Roy Keane has spoken and said the problem with England isn’t the manager at all it’s that the players. A fair point I agree with but the point has to be made that FabCap has made some big errors. There was that daft Capello index that would have made public his innermost thoughts on his players. A foolish inflammatory notion that was only ever going to divide the camp. In a rare moment of positive intelligent action The FA instructed him to scrap the silly idea. Another mistake was taking four forwards as usual. Surely, he could have taken note of his friend and compatriot Marcello Lippi’s decision to take six forwards in 2006. Instead of doing something different to create different attacking options it was same old same old. The most visible error was the whole approach to the players. It is widely alleged he used to the same unstinting sergeant major approach he uses at clubs and in normal England camps. This is usually his method but a tournament like this throws up a situation a rarely encountered by any manager of any profession. You can’t put the same rigid discipline programme in place for six weeks you usually have in place for five days. Grouped up together for weeks on end the players are bound to get bored and fractious with each other. Apparently, towards the end, FabCap wavered a bit in his dogmatic approach but to get to that point much damage had already been done. He says he wants to stay on as manager, but if there is discussions taking place in the dusty FA rooms his position could be more precarious than first thought. I hope he does stay, but these mistakes mustn’t be repeated if we qualify for Poland and Ukraine in 2012. But, the point has to be made, the majority of the 2010 bucks lies with the players.

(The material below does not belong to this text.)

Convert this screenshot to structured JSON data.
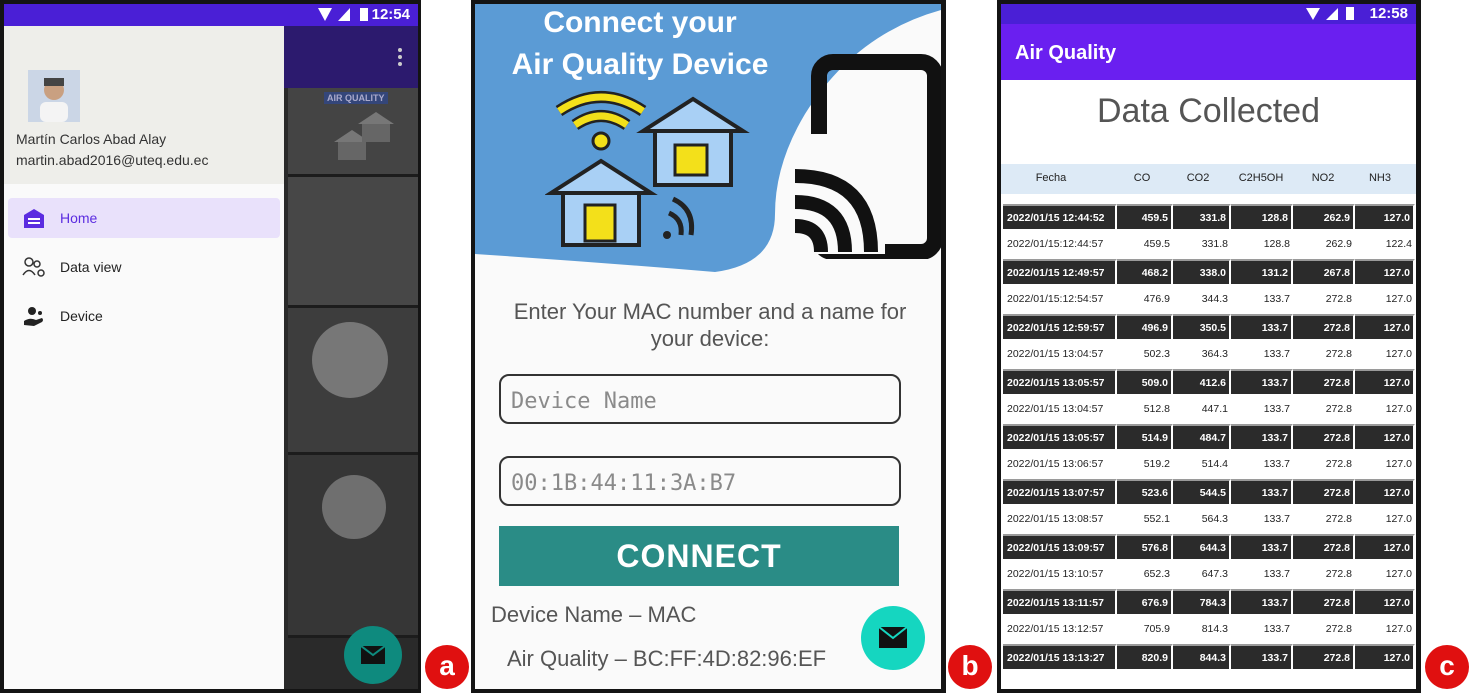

Somehow the World Cup is bravely limping and stumbling on without England. And after the slow start it’s become a cracking competition. The six knockout games so far have had an average of over 3 goals a game with no penalty shootouts required. Brazil’s third against Chile was very special. They now face The Netherlands in what could prove to be an intense war of attrition. Argentina v Mexico saw the evil genius Maradona patrolling the touchline with his usual excitable unhinged demeanour. They were fortunate to get the offside goal but when Tevez scored the third he could be forgiven for wanting to tell a certain Shrekky scouser THAT’S how to write the future!
Portugal v Spain later. The first knockout match between two sides with genuine aspirations to win the trophy. Every side in a tournament like this will cause problems but they will both know that with the winner facing Paraguay or Japan there could be much harder ways to get to a World Cup semi final.